Speaking of lookback windows, I am actually not sure how lookback windows work in IPA besides for the selection of input events :) I'll file another issue for this.
Speaking of lookback windows, I am actually not sure how lookback windows work in IPA besides for the selection of input events :) I'll file another issue for this.
I've just filed another issue on this topic: https://github.com/patcg-individual-drafts/ipa/issues/16
My thinking all along was that we would bind the encrypted match key to the epoch in which it was generated so that it can't be used outside of that. And then follow the process @benjaminsavage described. These each have their own limitations, but those seem manageable.
We should absolutely bind the epoch to the matchkey when provided by the user agent. I'll open a PR to update the end-to-end doc to that effect.
Exactly how that epoch is used in the query semantics seems to still be an open question. I generally agree with @csharrison that it's ideal if the API is unified, and there aren't different semantics for the different queries types.
In the current proposal, source and trigger fanout queries are already tied to the source and trigger site/apps (respectively) for the purpose of budgeting. For any given query, let's call these match keys used for the budgeting as the "primary match keys". If I'm understanding the above correctly: it seems reasonable that we only need to limit the epoch of the "primary matchkeys" (though not ignoring some global expiring of all match keys.)
This opens a few questions (which seem to be policy questions, not technical questions):
I think if the epoch is bound to the match key then my opinion is to err on the side of more flexibility for the primary match key, since we know we can do the correct budget enforcement.
I agree with Charlie. The only necessary constraint here is the number of epochs the helpers agree to track budget for. So maybe you don't get to go back 3 years, but a month or 3 or 6 might be fine.

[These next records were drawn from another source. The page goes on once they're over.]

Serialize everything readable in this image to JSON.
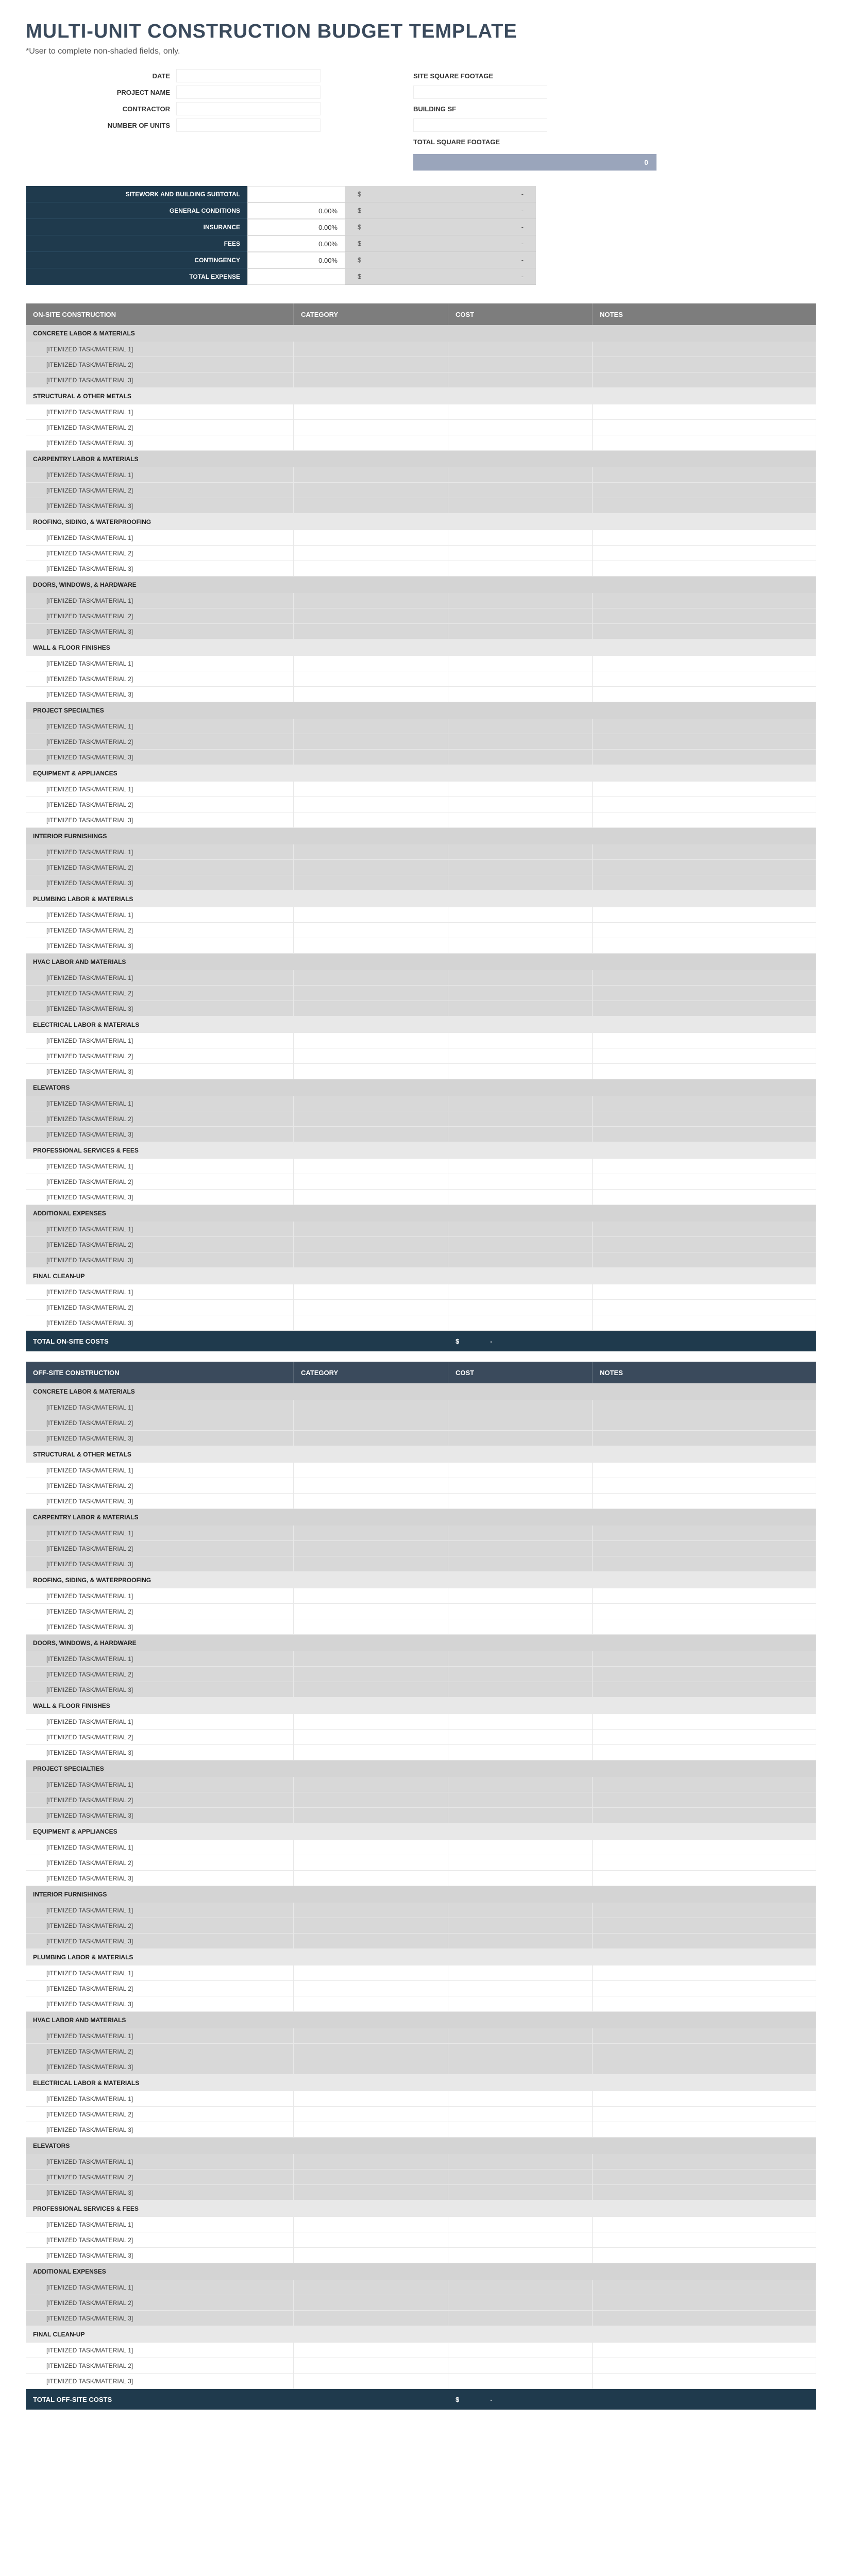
{
  "title": "MULTI-UNIT CONSTRUCTION BUDGET TEMPLATE",
  "note": "*User to complete non-shaded fields, only.",
  "meta": {
    "date": "DATE",
    "project": "PROJECT NAME",
    "contractor": "CONTRACTOR",
    "units": "NUMBER OF UNITS"
  },
  "sf": {
    "site": "SITE SQUARE FOOTAGE",
    "building": "BUILDING SF",
    "total": "TOTAL SQUARE FOOTAGE",
    "totalVal": "0"
  },
  "summary": [
    {
      "label": "SITEWORK AND BUILDING SUBTOTAL",
      "pct": "",
      "sym": "$",
      "amt": "-"
    },
    {
      "label": "GENERAL CONDITIONS",
      "pct": "0.00%",
      "sym": "$",
      "amt": "-"
    },
    {
      "label": "INSURANCE",
      "pct": "0.00%",
      "sym": "$",
      "amt": "-"
    },
    {
      "label": "FEES",
      "pct": "0.00%",
      "sym": "$",
      "amt": "-"
    },
    {
      "label": "CONTINGENCY",
      "pct": "0.00%",
      "sym": "$",
      "amt": "-"
    },
    {
      "label": "TOTAL EXPENSE",
      "pct": "",
      "sym": "$",
      "amt": "-"
    }
  ],
  "cols": {
    "c1a": "ON-SITE CONSTRUCTION",
    "c1b": "OFF-SITE CONSTRUCTION",
    "c2": "CATEGORY",
    "c3": "COST",
    "c4": "NOTES"
  },
  "placeholder": "[ITEMIZED TASK/MATERIAL",
  "sections": [
    "CONCRETE LABOR & MATERIALS",
    "STRUCTURAL & OTHER METALS",
    "CARPENTRY LABOR & MATERIALS",
    "ROOFING, SIDING, & WATERPROOFING",
    "DOORS, WINDOWS, & HARDWARE",
    "WALL & FLOOR FINISHES",
    "PROJECT SPECIALTIES",
    "EQUIPMENT & APPLIANCES",
    "INTERIOR FURNISHINGS",
    "PLUMBING LABOR & MATERIALS",
    "HVAC LABOR AND MATERIALS",
    "ELECTRICAL LABOR & MATERIALS",
    "ELEVATORS",
    "PROFESSIONAL SERVICES & FEES",
    "ADDITIONAL EXPENSES",
    "FINAL CLEAN-UP"
  ],
  "totals": {
    "onsite": "TOTAL ON-SITE COSTS",
    "offsite": "TOTAL OFF-SITE COSTS",
    "sym": "$",
    "amt": "-"
  }
}
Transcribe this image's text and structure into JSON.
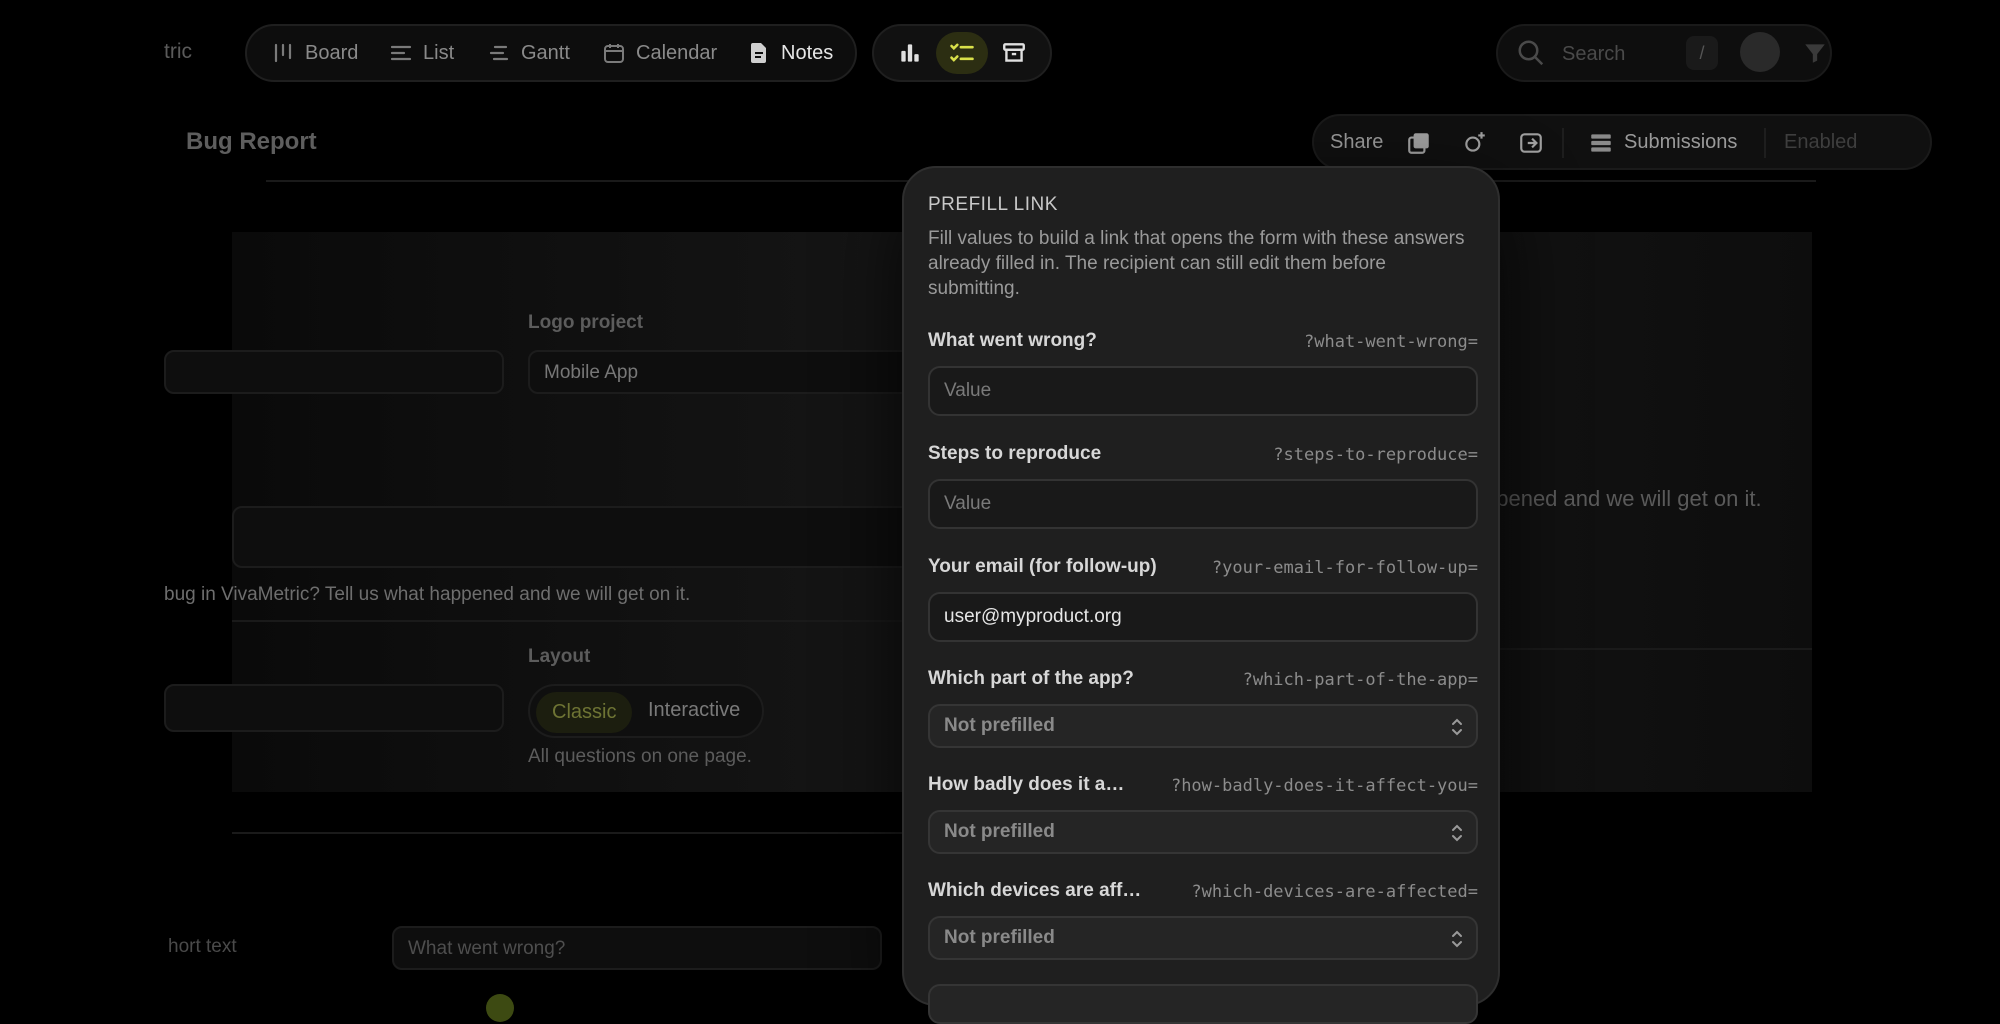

In the current doc timestamps for each event are provided by the report collector with no client-side attestation. This allows a report collector to replay old events by modifying the timestamp accordingly. This attack doesn't necessarily break the desired differential privacy protection, since we'd still bound the impact of any one event per epoch, but it allows some "worst case" style attacks where one sensitive event could get queried again and again every epoch.
It might be the case that we accept this kind of leakage, but I think it's worth a discussion of whether we'd want to restrict in some way events from the client from participating in unbounded epochs. Note that doing this might break legitimate use-cases ("lookback windows" for attribution that are longer than an epoch), so we should proceed carefully.